Comment by adrian_b
7 hours ago
The C library maintains its own set of file descriptors, which are mapped to the OS file descriptors (because the stdio file descriptors and the OS file descriptors have different types and different behaviors).
I do not know whether this is true, but perhaps the previous poster means that using clone3 with certain arguments may break this file descriptor mapping so invoking after that stdio functions may have unexpected results.
Also the state kept by the libc malloc may get confused after certain invocations of clone3, because it has memory pages that have been obtained through mmap or sbrk and which may sometimes be returned to the OS.
So libc certainly cares about the OS file descriptors and virtual memory mappings, because it maintains its own internal state, which has references to the corresponding OS state. I have not looked to see when an incorrect state can result after a clone3, but it is plausible that such cases may exist, so that glibc allows calling clone3 only with a restricted combination of arguments and it does not provide a wrapper that would allow other combinations of arguments.

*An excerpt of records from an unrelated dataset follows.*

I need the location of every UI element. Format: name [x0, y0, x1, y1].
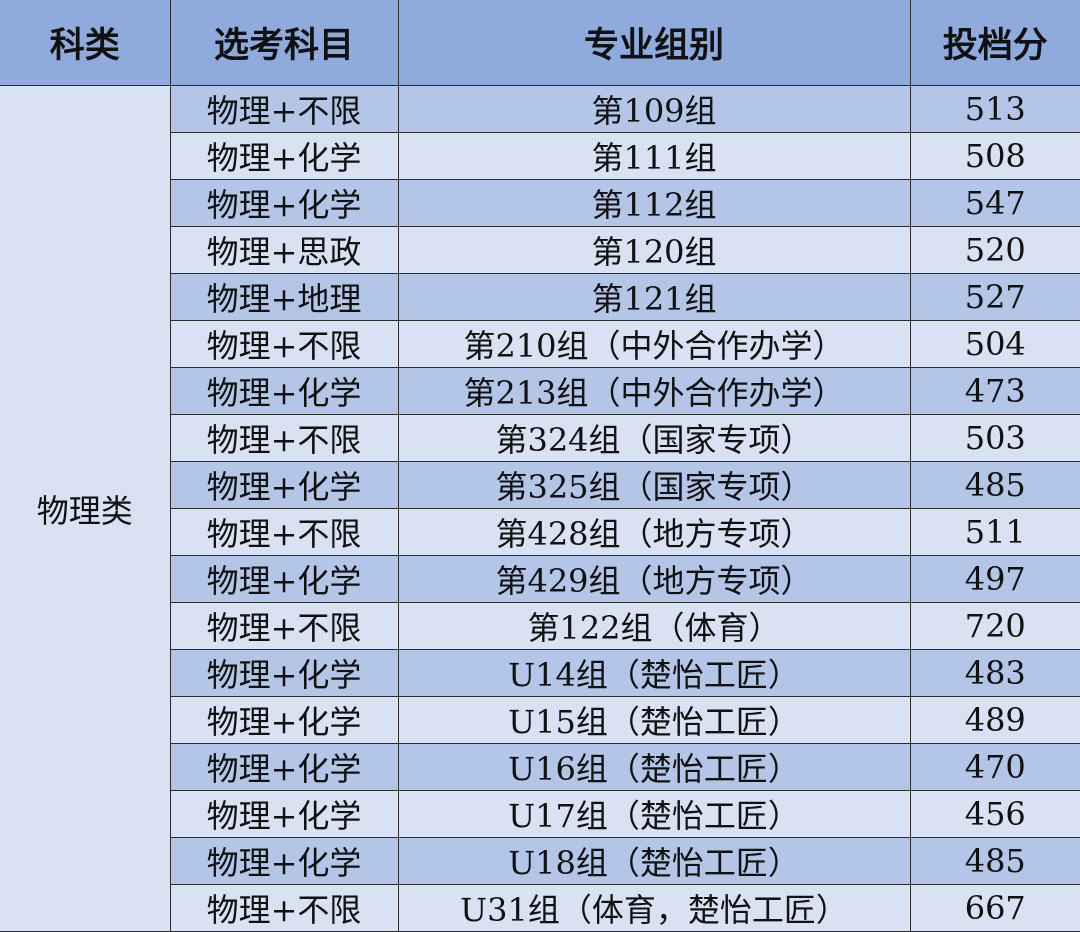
score-cell: 485: [909, 461, 1080, 509]
subjects-cell: 物理+化学: [170, 555, 399, 603]
score-cell: 456: [909, 790, 1080, 838]
table-row: 物理+化学 第112组 547: [0, 179, 1080, 227]
group-cell: U15组（楚怡工匠）: [397, 696, 911, 744]
table-row: 物理+化学 U15组（楚怡工匠） 489: [0, 696, 1080, 744]
score-cell: 547: [909, 179, 1080, 227]
table-row: 物理+化学 U18组（楚怡工匠） 485: [0, 837, 1080, 885]
subjects-cell: 物理+不限: [170, 884, 399, 932]
subjects-cell: 物理+化学: [170, 649, 399, 697]
subjects-cell: 物理+化学: [170, 367, 399, 415]
score-cell: 511: [909, 508, 1080, 556]
group-cell: 第324组（国家专项）: [397, 414, 911, 462]
group-cell: 第213组（中外合作办学）: [397, 367, 911, 415]
group-cell: 第210组（中外合作办学）: [397, 320, 911, 368]
score-cell: 667: [909, 884, 1080, 932]
subjects-cell: 物理+不限: [170, 414, 399, 462]
subjects-cell: 物理+化学: [170, 461, 399, 509]
score-cell: 483: [909, 649, 1080, 697]
subjects-cell: 物理+化学: [170, 132, 399, 180]
score-cell: 497: [909, 555, 1080, 603]
group-cell: 第112组: [397, 179, 911, 227]
score-cell: 508: [909, 132, 1080, 180]
subjects-cell: 物理+不限: [170, 320, 399, 368]
group-cell: 第111组: [397, 132, 911, 180]
subjects-cell: 物理+地理: [170, 273, 399, 321]
subjects-cell: 物理+化学: [170, 743, 399, 791]
subjects-cell: 物理+化学: [170, 179, 399, 227]
group-cell: 第429组（地方专项）: [397, 555, 911, 603]
group-cell: U18组（楚怡工匠）: [397, 837, 911, 885]
table-row: 物理类 物理+不限 第109组 513: [0, 85, 1080, 932]
group-cell: 第120组: [397, 226, 911, 274]
table-row: 物理+不限 第324组（国家专项） 503: [0, 414, 1080, 462]
score-cell: 473: [909, 367, 1080, 415]
header-score: 投档分: [909, 0, 1080, 86]
group-cell: U17组（楚怡工匠）: [397, 790, 911, 838]
table-row: 物理+化学 第213组（中外合作办学） 473: [0, 367, 1080, 415]
group-cell: U31组（体育，楚怡工匠）: [397, 884, 911, 932]
score-cell: 527: [909, 273, 1080, 321]
subjects-cell: 物理+化学: [170, 696, 399, 744]
score-cell: 503: [909, 414, 1080, 462]
group-cell: 第122组（体育）: [397, 602, 911, 650]
table-row: 物理+化学 第325组（国家专项） 485: [0, 461, 1080, 509]
table-row: 物理+不限 第210组（中外合作办学） 504: [0, 320, 1080, 368]
subjects-cell: 物理+不限: [170, 602, 399, 650]
table-row: 物理+化学 第429组（地方专项） 497: [0, 555, 1080, 603]
group-cell: 第325组（国家专项）: [397, 461, 911, 509]
score-cell: 489: [909, 696, 1080, 744]
group-cell: 第109组: [397, 85, 911, 133]
table-row: 物理+化学 U17组（楚怡工匠） 456: [0, 790, 1080, 838]
subjects-cell: 物理+化学: [170, 837, 399, 885]
header-row: 科类 选考科目 专业组别 投档分: [0, 0, 1080, 86]
score-cell: 504: [909, 320, 1080, 368]
table-row: 物理+不限 第428组（地方专项） 511: [0, 508, 1080, 556]
header-category: 科类: [0, 0, 171, 86]
group-cell: U14组（楚怡工匠）: [397, 649, 911, 697]
header-group: 专业组别: [397, 0, 911, 86]
subjects-cell: 物理+思政: [170, 226, 399, 274]
score-cell: 513: [909, 85, 1080, 133]
subjects-cell: 物理+不限: [169, 85, 399, 133]
header-subjects: 选考科目: [169, 0, 399, 86]
group-cell: U16组（楚怡工匠）: [397, 743, 911, 791]
group-cell: 第428组（地方专项）: [397, 508, 911, 556]
table-row: 物理+不限 第122组（体育） 720: [0, 602, 1080, 650]
score-cell: 470: [909, 743, 1080, 791]
table-row: 物理+化学 U16组（楚怡工匠） 470: [0, 743, 1080, 791]
subjects-cell: 物理+不限: [170, 508, 399, 556]
category-cell: 物理类: [0, 85, 171, 932]
score-cell: 485: [909, 837, 1080, 885]
group-cell: 第121组: [397, 273, 911, 321]
score-cell: 520: [909, 226, 1080, 274]
score-cell: 720: [909, 602, 1080, 650]
subjects-cell: 物理+化学: [170, 790, 399, 838]
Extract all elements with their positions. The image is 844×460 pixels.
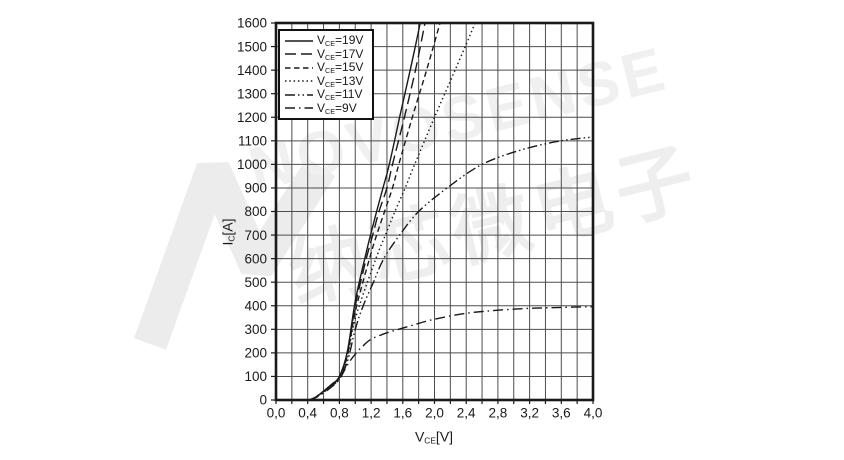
y-tick-label: 700 [244,228,267,243]
x-tick-label: 0,4 [298,406,317,421]
legend-item-13v: VCE=13V [284,73,370,89]
x-tick-label: 0,0 [267,406,286,421]
legend-item-19v: VCE=19V [284,33,370,49]
axis-ticks [271,22,594,404]
legend-item-9v: VCE=9V [284,100,370,116]
x-tick-label: 1,6 [393,406,412,421]
x-axis-unit: [V] [435,428,454,445]
legend-label: VCE=17V [317,46,364,62]
y-tick-label: 300 [244,322,267,337]
legend-line-sample-dash-dot-dot [285,94,313,96]
legend-item-15v: VCE=15V [284,60,370,76]
y-tick-label: 1400 [237,63,267,78]
y-tick-label: 1200 [237,110,267,125]
curve-vge-9v [309,306,593,400]
x-axis-subscript: CE [424,435,436,446]
legend-item-11v: VCE=11V [284,87,370,103]
y-tick-label: 100 [244,369,267,384]
legend-line-sample-dot [285,80,313,82]
y-axis-symbol: I [219,241,236,246]
y-tick-label: 800 [244,204,267,219]
y-tick-label: 600 [244,251,267,266]
y-tick-label: 1500 [237,39,267,54]
legend-label: VCE=9V [317,100,357,116]
legend-line-sample-dash-dot [285,107,313,109]
y-axis-subscript: C [226,235,237,242]
curves [308,23,593,400]
y-tick-label: 1300 [237,86,267,101]
legend-label: VCE=13V [317,73,364,89]
y-tick-label: 500 [244,275,267,290]
curve-vge-11v [309,136,593,400]
x-tick-label: 4,0 [584,406,603,421]
x-axis-title: VCE[V] [415,428,453,445]
legend-line-sample-long-dash [285,53,313,55]
x-tick-label: 2,4 [457,406,476,421]
x-tick-label: 3,2 [520,406,539,421]
y-tick-label: 400 [244,298,267,313]
y-tick-label: 900 [244,181,267,196]
tick-labels: 0,0 0,4 0,8 1,2 1,6 2,0 2,4 2,8 3,2 3,6 4,0 0 100 200… [237,16,602,421]
y-tick-label: 0 [259,393,267,408]
x-tick-label: 2,8 [489,406,508,421]
legend-label: VCE=19V [317,33,364,49]
y-tick-label: 200 [244,346,267,361]
x-tick-label: 2,0 [425,406,444,421]
y-tick-label: 1000 [237,157,267,172]
legend-label: VCE=15V [317,60,364,76]
legend-line-sample-solid [285,40,313,42]
y-tick-label: 1600 [237,16,267,31]
y-axis-title: IC[A] [219,218,236,245]
legend-item-17v: VCE=17V [284,46,370,62]
x-axis-symbol: V [414,428,425,445]
curve-vge-13v [309,23,476,400]
x-tick-label: 0,8 [330,406,349,421]
x-tick-label: 3,6 [552,406,571,421]
legend: VCE=19V VCE=17V VCE=15V VCE=13V VCE=11V VCE=9… [278,29,374,120]
y-tick-label: 1100 [238,134,267,149]
legend-line-sample-dash [285,67,313,69]
x-tick-label: 1,2 [362,406,381,421]
y-axis-unit: [A] [219,218,236,236]
legend-label: VCE=11V [317,87,363,103]
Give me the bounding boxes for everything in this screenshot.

Yes; this is why QEMU's user-space-emulation clone syscall handling restricts the caller to only those combinations of clone flags which match either "looks like fork()" or "looks like creating a new pthread", because QEMU itself is linked with the host libc and weird clone flag combinations will put the new process/thread into a state the libc isn't expecting.
All fair points. What do other languages' standard libraries do to walk around clone3 then? If two threads share file descriptors but not virtual memory, do they perform some kind of IPC to lock them for synchronizing reads and writes?
> What do other languages' standard libraries do to walk around clone3 then?
They don't offer generic clone3 wrappers either AFAIK. All the code I've seen that uses it - and a lot of it is not in standard libraries but in e.g. container runtime implementations - has its own special-purpose code around a specific way to call it.
My point is not that other standard libraries do it better, but that clone3 as a syscall interface is highly versatile, moreso than it could be as a function in either C or most other languages. That is, the syscall API is the right layer for this feature to be.